Ей ничего не оставалось, как скрепя сердце катить дальше свою тележку.
Тайный каземат
Ирина Исаева сидела на кровати и укачивала своего сына. Она с нежностью смотрела на него и напевала колыбельную:
Баю-бай, баю-бай,
И у ночи будет край.
Спит корова, спит бычок,
В огороде спит жучок…
Малыш спал.
Ирина смотрела на него и вспоминала свою семью… почему-то самым ярким воспоминанием был тот пикник в лесу. День выдался солнечным, одним из тех великолепных летних дней, когда прогулки и пикники доставляют особенное удовольствие. Семья расположилась на лесной опушке, и пока муж и сын занимались приготовлением шашлыка, Ирина сидела рядом с маленькой Надей на покрывале и плела венок. Цветов не хватало, и Ирина попросила Надю собрать еще. Но дочку разморило на солнышке, она устала и немного капризничала. Ей хотелось спать.

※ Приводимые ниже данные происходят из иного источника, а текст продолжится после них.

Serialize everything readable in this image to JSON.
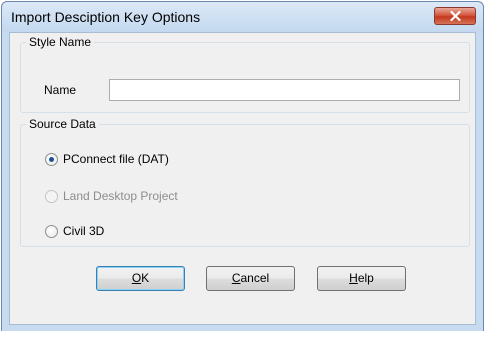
{
  "window": {
    "title": "Import Desciption Key Options"
  },
  "style_group": {
    "legend": "Style Name",
    "name_label": "Name",
    "name_value": ""
  },
  "source_group": {
    "legend": "Source Data",
    "options": [
      {
        "label": "PConnect file (DAT)",
        "checked": true,
        "enabled": true
      },
      {
        "label": "Land Desktop Project",
        "checked": false,
        "enabled": false
      },
      {
        "label": "Civil 3D",
        "checked": false,
        "enabled": true
      }
    ]
  },
  "buttons": {
    "ok": {
      "label": "OK",
      "mnemonic": "O",
      "rest": "K"
    },
    "cancel": {
      "label": "Cancel",
      "mnemonic": "C",
      "rest": "ancel"
    },
    "help": {
      "label": "Help",
      "mnemonic": "H",
      "rest": "elp"
    }
  },
  "colors": {
    "frame": "#c6daf0",
    "close_button": "#c4381f",
    "client": "#f0f0f0",
    "radio_dot": "#1e4f8f"
  },
  "icons": [
    "close-icon"
  ]
}
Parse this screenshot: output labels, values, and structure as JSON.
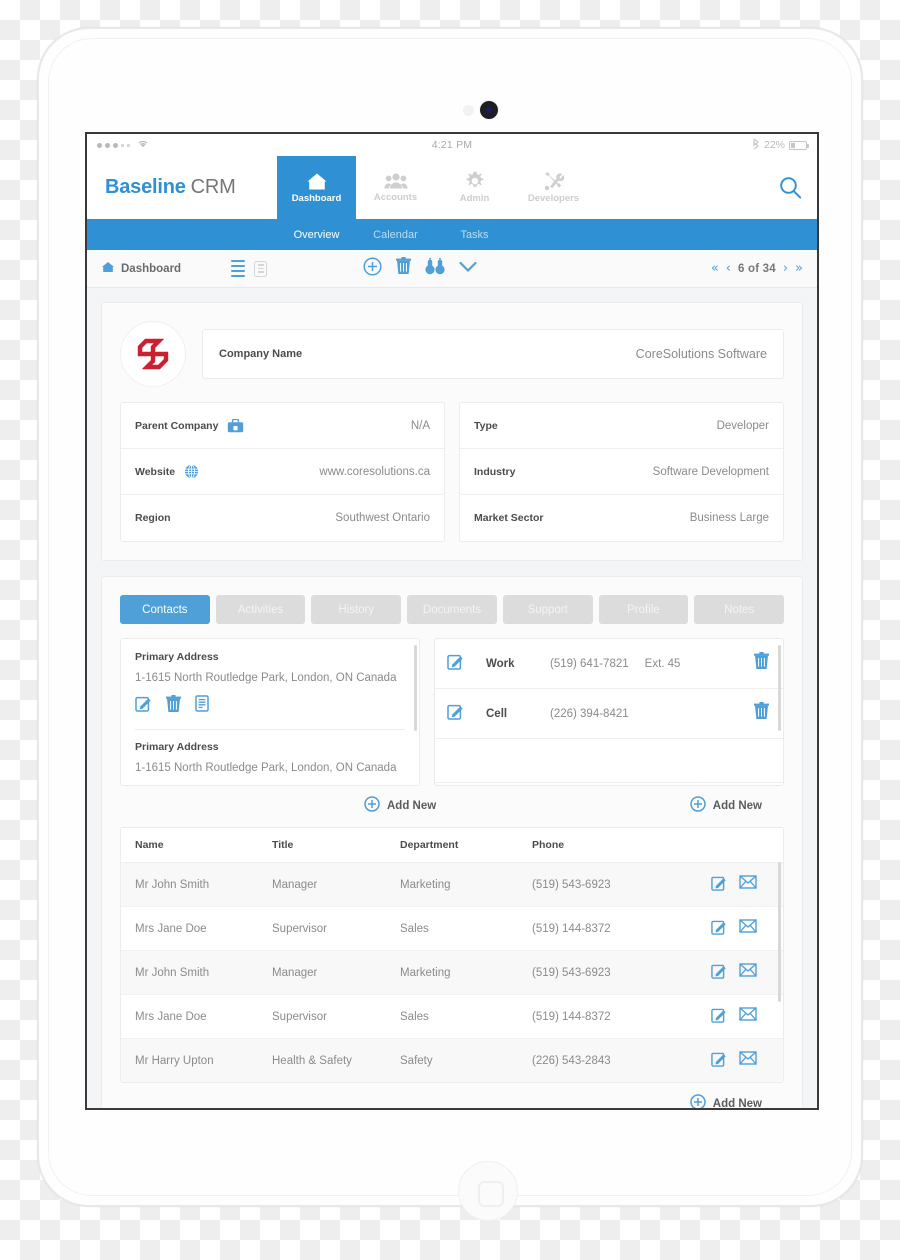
{
  "colors": {
    "accent": "#2f90d4",
    "accent_light": "#4f9fd8",
    "tab_inactive": "#dcdcdc",
    "logo_red": "#cb2030",
    "text_label": "#4c4c4c",
    "text_value": "#8b8b8b"
  },
  "statusbar": {
    "signal_dots_filled": 3,
    "signal_dots_empty": 2,
    "wifi_icon": "wifi-icon",
    "time": "4:21 PM",
    "bluetooth_icon": "bluetooth-icon",
    "battery_percent": "22%",
    "battery_level": 22
  },
  "navbar": {
    "brand_bold": "Baseline",
    "brand_light": "CRM",
    "items": [
      {
        "label": "Dashboard",
        "icon": "home-icon",
        "active": true
      },
      {
        "label": "Accounts",
        "icon": "people-icon",
        "active": false
      },
      {
        "label": "Admin",
        "icon": "gear-icon",
        "active": false
      },
      {
        "label": "Developers",
        "icon": "tools-icon",
        "active": false
      }
    ],
    "search_icon": "search-icon"
  },
  "subnav": {
    "tabs": [
      {
        "label": "Overview",
        "active": true
      },
      {
        "label": "Calendar",
        "active": false
      },
      {
        "label": "Tasks",
        "active": false
      }
    ]
  },
  "toolbar": {
    "breadcrumb_icon": "home-icon",
    "breadcrumb": "Dashboard",
    "view_list_icon": "list-view-icon",
    "view_card_icon": "card-view-icon",
    "actions": [
      {
        "icon": "plus-circle-icon",
        "name": "add-record-button"
      },
      {
        "icon": "trash-icon",
        "name": "delete-record-button"
      },
      {
        "icon": "binoculars-icon",
        "name": "find-record-button"
      },
      {
        "icon": "chevron-down-icon",
        "name": "more-actions-button"
      }
    ],
    "pagination": {
      "first_icon": "first-page-icon",
      "prev_icon": "prev-page-icon",
      "counter": "6 of 34",
      "next_icon": "next-page-icon",
      "last_icon": "last-page-icon"
    }
  },
  "company": {
    "logo_name": "coresolutions-logo",
    "name_label": "Company Name",
    "name_value": "CoreSolutions Software",
    "left_fields": [
      {
        "label": "Parent Company",
        "value": "N/A",
        "icon": "briefcase-icon"
      },
      {
        "label": "Website",
        "value": "www.coresolutions.ca",
        "icon": "globe-icon"
      },
      {
        "label": "Region",
        "value": "Southwest Ontario",
        "icon": null
      }
    ],
    "right_fields": [
      {
        "label": "Type",
        "value": "Developer",
        "icon": null
      },
      {
        "label": "Industry",
        "value": "Software Development",
        "icon": null
      },
      {
        "label": "Market Sector",
        "value": "Business Large",
        "icon": null
      }
    ]
  },
  "detail_tabs": [
    {
      "label": "Contacts",
      "active": true
    },
    {
      "label": "Activities",
      "active": false
    },
    {
      "label": "History",
      "active": false
    },
    {
      "label": "Documents",
      "active": false
    },
    {
      "label": "Support",
      "active": false
    },
    {
      "label": "Profile",
      "active": false
    },
    {
      "label": "Notes",
      "active": false
    }
  ],
  "addresses": [
    {
      "title": "Primary Address",
      "line": "1-1615 North Routledge Park, London, ON Canada",
      "icons": [
        "edit-icon",
        "trash-icon",
        "document-icon"
      ]
    },
    {
      "title": "Primary Address",
      "line": "1-1615 North Routledge Park, London, ON Canada",
      "icons": []
    }
  ],
  "phones": [
    {
      "edit_icon": "edit-icon",
      "type": "Work",
      "number": "(519) 641-7821",
      "ext": "Ext. 45",
      "delete_icon": "trash-icon"
    },
    {
      "edit_icon": "edit-icon",
      "type": "Cell",
      "number": "(226) 394-8421",
      "ext": "",
      "delete_icon": "trash-icon"
    }
  ],
  "add_new": {
    "icon": "plus-circle-icon",
    "label": "Add New"
  },
  "contacts_table": {
    "columns": [
      "Name",
      "Title",
      "Department",
      "Phone"
    ],
    "rows": [
      {
        "name": "Mr John Smith",
        "title": "Manager",
        "department": "Marketing",
        "phone": "(519) 543-6923"
      },
      {
        "name": "Mrs Jane Doe",
        "title": "Supervisor",
        "department": "Sales",
        "phone": "(519) 144-8372"
      },
      {
        "name": "Mr John Smith",
        "title": "Manager",
        "department": "Marketing",
        "phone": "(519) 543-6923"
      },
      {
        "name": "Mrs Jane Doe",
        "title": "Supervisor",
        "department": "Sales",
        "phone": "(519) 144-8372"
      },
      {
        "name": "Mr Harry Upton",
        "title": "Health & Safety",
        "department": "Safety",
        "phone": "(226) 543-2843"
      }
    ],
    "row_icons": [
      "edit-icon",
      "mail-icon"
    ]
  }
}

Девочка опустила голову к Ирине на колени и пробормотала, что хочет поспать хоть пять минуточек… Ирина кивнула, улыбаясь, а дочка вдруг попросила спеть ей колыбельную. Ирина тогда ответила ей, что она уже большая, а колыбельные поют совсем маленьким детям, младенчикам.
— И ты больше никогда не будешь ее петь? — разочарованно переспросила Надя. — Тогда нам нужен еще малыш…
Ирина и Саша рассмеялись, но Надя продолжала умолять:
— Мамочка, ну, пожалуйста, пусть у меня будет маленькая сестричка… или братик… Пожалуйста!
Как же они были счастливы тогда!
Ирина переглянулась с мужем, они любили друг друга, любили своих детей, и этот солнечный день, и весь мир, кажется, любили.
И вот теперь где все это?
Вокруг голые стены без окон, железная дверь, и нет никого и ничего. От прежнего счастья остался только ее сын-младенец. И что ждет их в будущем?
Ирина снова посмотрела на сына, ее глаза наполнились слезами. Осторожно, чтобы не разбудить, она встала и уложила малыша в колыбель.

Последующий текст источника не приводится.